Microwaving potatoes really means steaming them. It's fast, energy-efficient and a great way to keep those yummy skins from falling off!
- 1 lb. small red potatoes, cut in halves or quarters
- 1 red bell pepper, diced
- 1/2 c. frozen peas, thawed
- 2 green onions, sliced
- 1/4 c. nonfat plain yogurt
- 1/4 c. nonfat mayonnaise
- 2 T. grainy mustard
- 1 tsp. honey
- 1/2 tsp. salt
- 1/4 tsp. ground red pepper -- choose the variety according to your heat tolerance!
- 1/4 c. slivered almonds
Place the prepared potatoes in a large, microwavable bowl and cover it tightly with plastic wrap. Microwave on HIGH for 10 minutes and allow the bowl to rest in the microwave for about 20 minutes.

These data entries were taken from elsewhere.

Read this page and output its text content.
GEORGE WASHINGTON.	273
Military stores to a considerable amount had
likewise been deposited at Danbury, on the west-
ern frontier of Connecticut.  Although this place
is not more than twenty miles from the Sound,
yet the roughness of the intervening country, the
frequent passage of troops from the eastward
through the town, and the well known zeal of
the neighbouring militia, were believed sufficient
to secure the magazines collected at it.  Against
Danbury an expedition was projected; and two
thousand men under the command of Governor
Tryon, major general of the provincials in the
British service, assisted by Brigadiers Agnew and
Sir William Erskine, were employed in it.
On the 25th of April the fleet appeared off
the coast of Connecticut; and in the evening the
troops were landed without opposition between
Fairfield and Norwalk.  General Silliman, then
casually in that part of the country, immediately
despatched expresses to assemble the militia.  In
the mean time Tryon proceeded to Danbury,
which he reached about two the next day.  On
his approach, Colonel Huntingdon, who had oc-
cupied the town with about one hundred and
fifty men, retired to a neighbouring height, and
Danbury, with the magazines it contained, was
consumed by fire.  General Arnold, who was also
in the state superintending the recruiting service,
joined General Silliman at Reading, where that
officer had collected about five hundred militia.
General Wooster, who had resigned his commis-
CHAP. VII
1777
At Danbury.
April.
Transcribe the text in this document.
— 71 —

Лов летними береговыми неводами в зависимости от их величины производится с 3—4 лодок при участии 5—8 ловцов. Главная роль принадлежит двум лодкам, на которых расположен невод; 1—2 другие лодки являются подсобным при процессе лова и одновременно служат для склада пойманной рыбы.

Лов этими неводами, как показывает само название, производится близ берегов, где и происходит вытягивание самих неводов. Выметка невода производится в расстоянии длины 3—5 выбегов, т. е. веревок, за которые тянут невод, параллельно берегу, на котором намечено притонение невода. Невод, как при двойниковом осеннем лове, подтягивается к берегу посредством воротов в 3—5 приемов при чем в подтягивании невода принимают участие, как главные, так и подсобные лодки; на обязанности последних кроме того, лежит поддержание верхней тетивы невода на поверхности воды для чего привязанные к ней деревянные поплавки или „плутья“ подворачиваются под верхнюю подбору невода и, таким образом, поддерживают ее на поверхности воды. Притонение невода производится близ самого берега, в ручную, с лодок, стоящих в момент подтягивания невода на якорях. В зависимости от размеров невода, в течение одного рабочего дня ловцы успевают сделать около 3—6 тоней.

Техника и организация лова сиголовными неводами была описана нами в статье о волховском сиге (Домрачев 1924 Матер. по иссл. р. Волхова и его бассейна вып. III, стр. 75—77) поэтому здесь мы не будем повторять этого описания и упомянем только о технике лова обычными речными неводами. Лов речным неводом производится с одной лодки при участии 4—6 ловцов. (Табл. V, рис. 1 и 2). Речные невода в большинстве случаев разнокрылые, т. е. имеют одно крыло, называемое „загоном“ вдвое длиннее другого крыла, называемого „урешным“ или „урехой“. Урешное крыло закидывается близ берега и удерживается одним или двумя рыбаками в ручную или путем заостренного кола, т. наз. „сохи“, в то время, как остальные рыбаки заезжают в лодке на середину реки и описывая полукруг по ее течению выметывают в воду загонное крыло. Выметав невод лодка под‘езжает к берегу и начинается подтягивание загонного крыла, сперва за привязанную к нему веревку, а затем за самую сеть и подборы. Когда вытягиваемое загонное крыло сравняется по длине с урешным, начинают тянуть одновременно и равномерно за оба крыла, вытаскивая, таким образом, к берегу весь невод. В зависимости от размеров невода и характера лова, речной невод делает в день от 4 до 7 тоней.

Meanwhile, prepare the other vegetables and combine the yogurt, mayonnaise, mustard, honey, salt and ground red pepper in a small bowl. Mix the dressing until all of the ingredients are well-incorporated.
Once the potatoes have rested, toss them with the prepared vegetables and the dressing. This salad can be served warm or chilled in the refrigerator for up to 24 hours before serving. Just prior to serving, sprinkle the salad with the slivered almonds.